High Prevalence of Diabetes Distress in a University Population.

CONTEXT: Diabetes distress is an affective condition that addresses an individual's frustrations, worries, and concerns about living with diabetes. It is associated with fewer self-care behaviors, suboptimal glycemic control, and lower quality of life (QOL). For these reasons, diabetes care guidelines recommend routine assessment of diabetes distress. OBJECTIVE: To assess diabetes distress in a university population. METHODS: This study was conducted using a descriptive, cross-sectional design. Researchers assessed diabetes distress and other psychosocial factors via an electronic anonymous survey among students, faculty, and staff at a large university in the Midwest. RESULTS: A total of 173 participants completed the survey (mean [SD] age, 35.1 [16.7] years), with 108 [62.4%] female and 142 [82.1%] white participants). Eighty-five participants had type 1 diabetes mellitus (T1DM), and 88 had type 2 diabetes mellitus (T2DM). Of the 85 T1DM participants, 23 (27.4%) reported high diabetes distress, and 27 (30.7%) T2DM participants reported high diabetes distress. Sixteen T1DM (18.8%) and 15 T2DM (17.0%) participants screened positive for severe depression. Severe depression was associated with high distress for both T1DM and T2DM participants (T1DM: χ2=28.845, P<.001; T2DM: χ2=20.679, P<.001). Participants with T1DM reported more frequent self-care behaviors (mean [SD], 62.3 [17.1] vs 52.2 [19.2]; P<.001), but lower diabetes QOL (63.3 [14.1] vs 68.5 [15.5]; P=.021) compared with T2DM participants. No differences were observed in depressive symptoms, diabetes self-efficacy, and coping styles.
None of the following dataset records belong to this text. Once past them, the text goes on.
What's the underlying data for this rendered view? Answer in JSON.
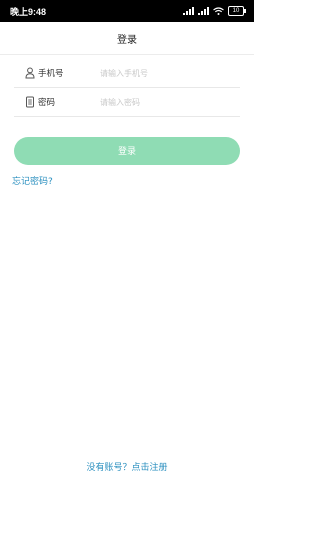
{
  "status_bar": {
    "time": "晚上9:48",
    "battery": "10"
  },
  "header": {
    "title": "登录"
  },
  "form": {
    "phone": {
      "label": "手机号",
      "placeholder": "请输入手机号",
      "icon": "user-icon"
    },
    "password": {
      "label": "密码",
      "placeholder": "请输入密码",
      "icon": "lock-icon"
    }
  },
  "actions": {
    "login_label": "登录",
    "forgot_label": "忘记密码?",
    "register_label": "没有账号？点击注册"
  },
  "colors": {
    "accent": "#8fdcb4",
    "link": "#2a8fbf"
  }
}
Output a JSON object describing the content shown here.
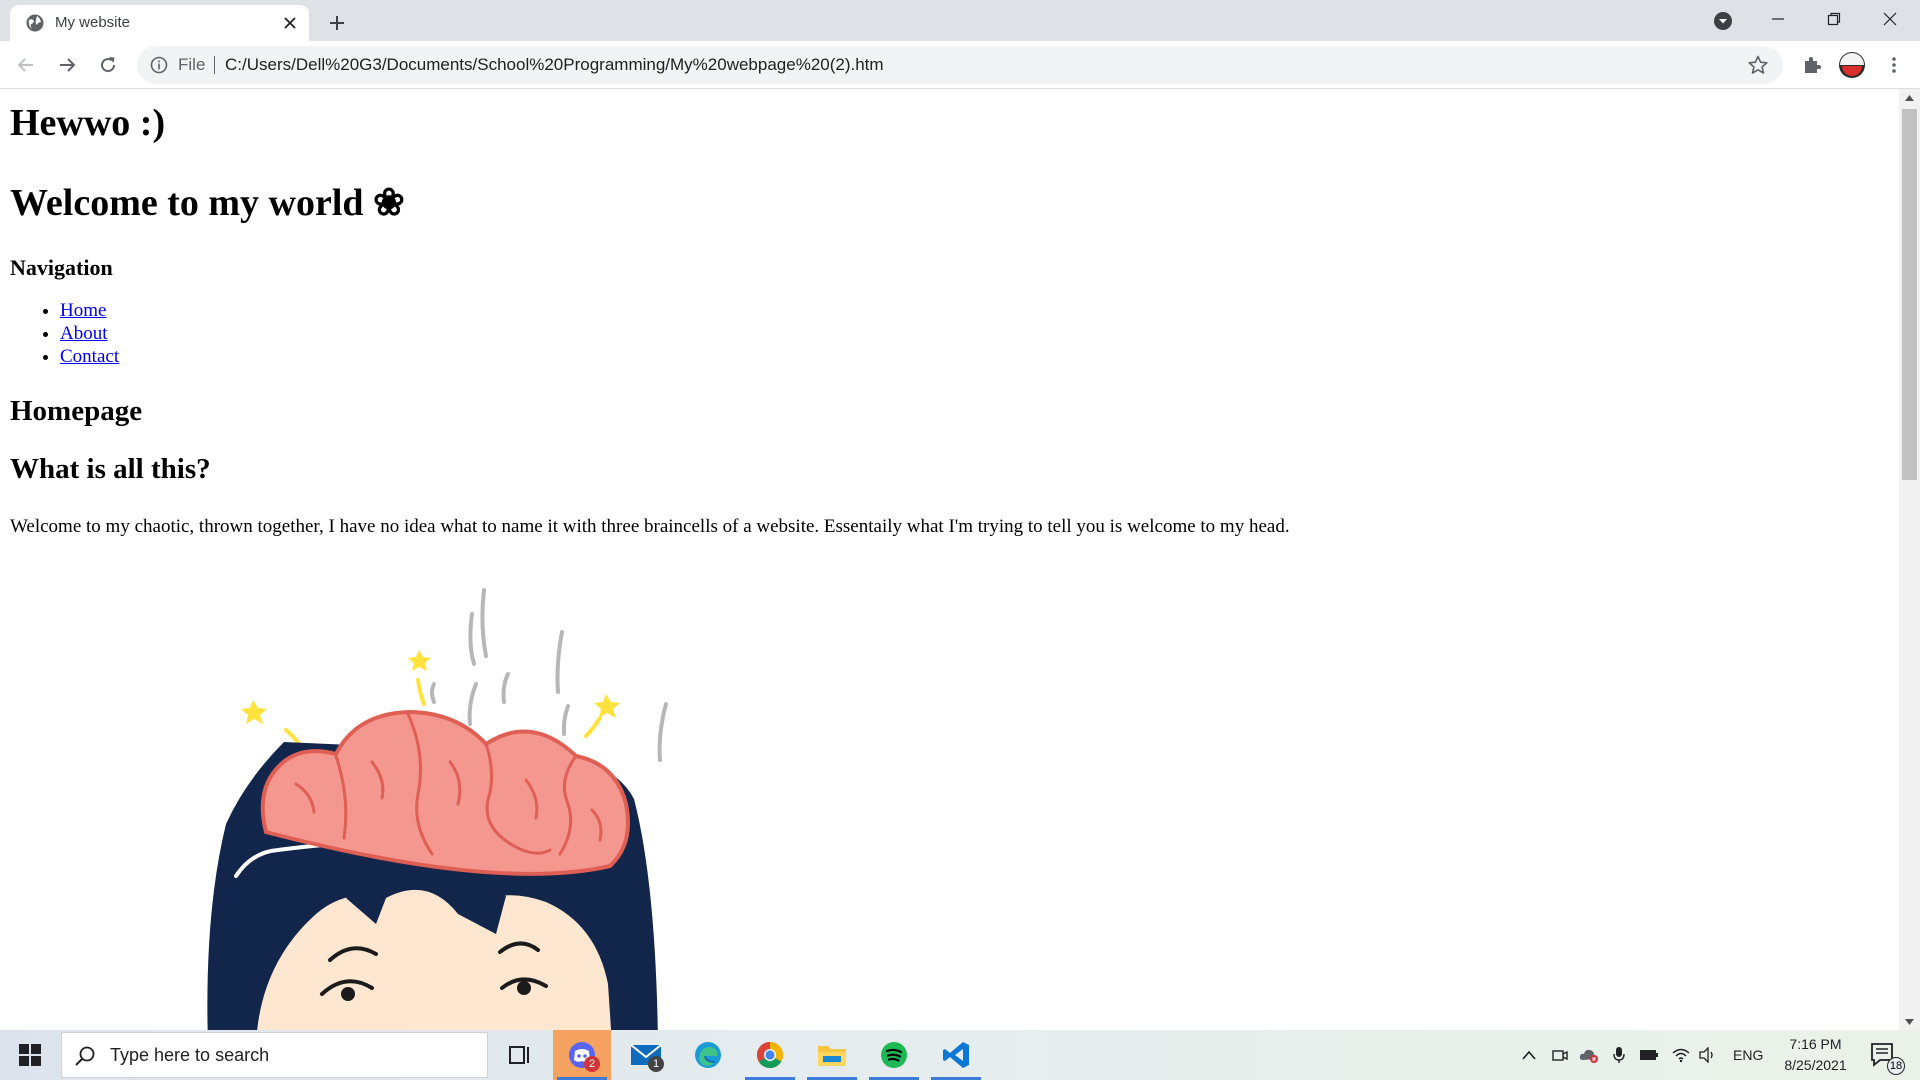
{
  "browser": {
    "tab_title": "My website",
    "address_scheme": "File",
    "address_url": "C:/Users/Dell%20G3/Documents/School%20Programming/My%20webpage%20(2).htm"
  },
  "page": {
    "heading_greeting": "Hewwo :)",
    "heading_welcome": "Welcome to my world ❀",
    "nav_heading": "Navigation",
    "nav_links": [
      "Home",
      "About",
      "Contact"
    ],
    "section_homepage": "Homepage",
    "section_question": "What is all this?",
    "intro_paragraph": "Welcome to my chaotic, thrown together, I have no idea what to name it with three braincells of a website. Essentaily what I'm trying to tell you is welcome to my head."
  },
  "taskbar": {
    "search_placeholder": "Type here to search",
    "apps": [
      {
        "name": "discord",
        "badge": "2"
      },
      {
        "name": "mail",
        "badge": "1"
      },
      {
        "name": "edge",
        "badge": ""
      },
      {
        "name": "chrome",
        "badge": ""
      },
      {
        "name": "file-explorer",
        "badge": ""
      },
      {
        "name": "spotify",
        "badge": ""
      },
      {
        "name": "vscode",
        "badge": ""
      }
    ],
    "language": "ENG",
    "time": "7:16 PM",
    "date": "8/25/2021",
    "notification_count": "18"
  },
  "colors": {
    "tabstrip_bg": "#dee1e6",
    "link": "#0000ee",
    "brain": "#f4978e",
    "hair": "#12254a"
  }
}
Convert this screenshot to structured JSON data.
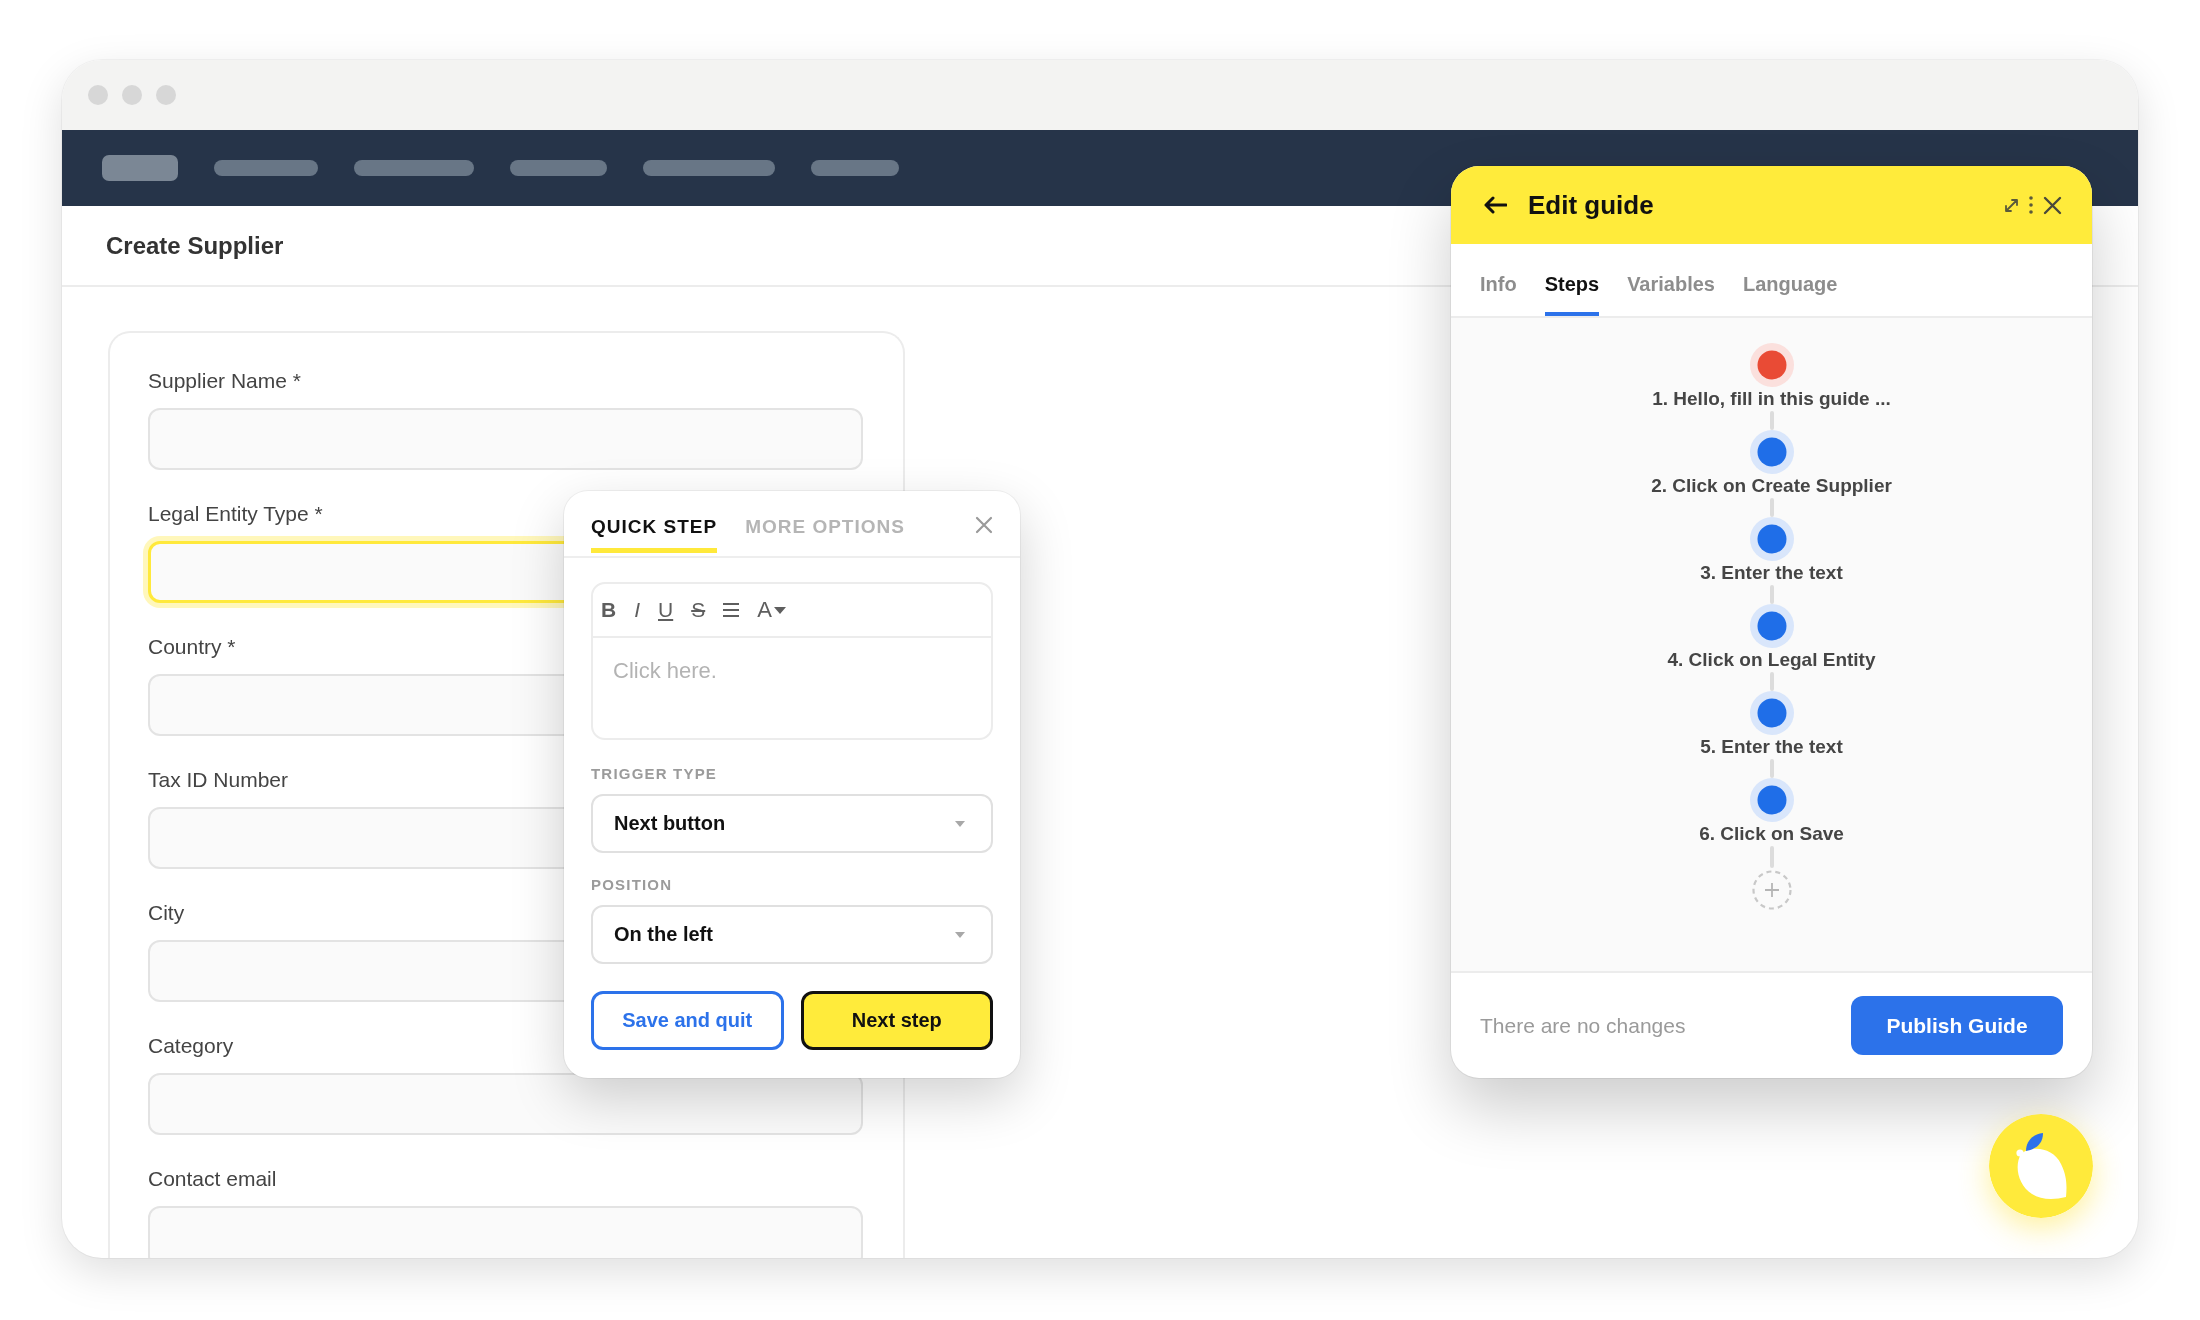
{
  "page": {
    "title": "Create Supplier"
  },
  "form": {
    "fields": [
      {
        "label": "Supplier Name *",
        "highlighted": false
      },
      {
        "label": "Legal Entity Type *",
        "highlighted": true
      },
      {
        "label": "Country *",
        "highlighted": false
      },
      {
        "label": "Tax ID Number",
        "highlighted": false
      },
      {
        "label": "City",
        "highlighted": false
      },
      {
        "label": "Category",
        "highlighted": false
      },
      {
        "label": "Contact email",
        "highlighted": false
      }
    ]
  },
  "quick_step": {
    "tabs": [
      {
        "label": "QUICK STEP",
        "selected": true
      },
      {
        "label": "MORE OPTIONS",
        "selected": false
      }
    ],
    "toolbar": [
      {
        "kind": "bold",
        "label": "B"
      },
      {
        "kind": "italic",
        "label": "I"
      },
      {
        "kind": "underline",
        "label": "U"
      },
      {
        "kind": "strike",
        "label": "S"
      },
      {
        "kind": "list"
      },
      {
        "kind": "font",
        "label": "A"
      }
    ],
    "editor": {
      "placeholder": "Click here."
    },
    "selects": [
      {
        "label": "TRIGGER TYPE",
        "value": "Next button"
      },
      {
        "label": "POSITION",
        "value": "On the left"
      }
    ],
    "buttons": [
      {
        "kind": "secondary",
        "label": "Save and quit"
      },
      {
        "kind": "primary",
        "label": "Next step"
      }
    ]
  },
  "guide_panel": {
    "title": "Edit guide",
    "tabs": [
      {
        "label": "Info",
        "selected": false
      },
      {
        "label": "Steps",
        "selected": true
      },
      {
        "label": "Variables",
        "selected": false
      },
      {
        "label": "Language",
        "selected": false
      }
    ],
    "steps": [
      {
        "label": "1. Hello, fill in this guide ...",
        "color": "#e94b35"
      },
      {
        "label": "2. Click on Create Supplier",
        "color": "#1f6ee8"
      },
      {
        "label": "3. Enter the text",
        "color": "#1f6ee8"
      },
      {
        "label": "4. Click on Legal Entity",
        "color": "#1f6ee8"
      },
      {
        "label": "5. Enter the text",
        "color": "#1f6ee8"
      },
      {
        "label": "6. Click on Save",
        "color": "#1f6ee8"
      }
    ],
    "status": "There are no changes",
    "publish_button": {
      "label": "Publish Guide"
    }
  }
}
Linear regression models showed that high diabetes distress scores (standardized ß=.323, P=.025; standardized ß=.604, P<.001) were independently associated with higher hemoglobin A1C levels and lower diabetes QOL after controlling for depressive symptoms, age, and gender in T1DM participants. Similarly, high diabetes distress scores (standardized ß=.434, P<.001) were associated with lower diabetes QOL in T2DM participants after controlling for the same variables. CONCLUSION: High diabetes distress levels were associated with lower diabetes QOL for both T1DM and T2DM participants. These findings suggest that attending or working at a university may be associated with high diabetes distress scores and lower diabetes QOL. Additional research with a larger, more diverse sample from multiple universities is needed to confirm these findings.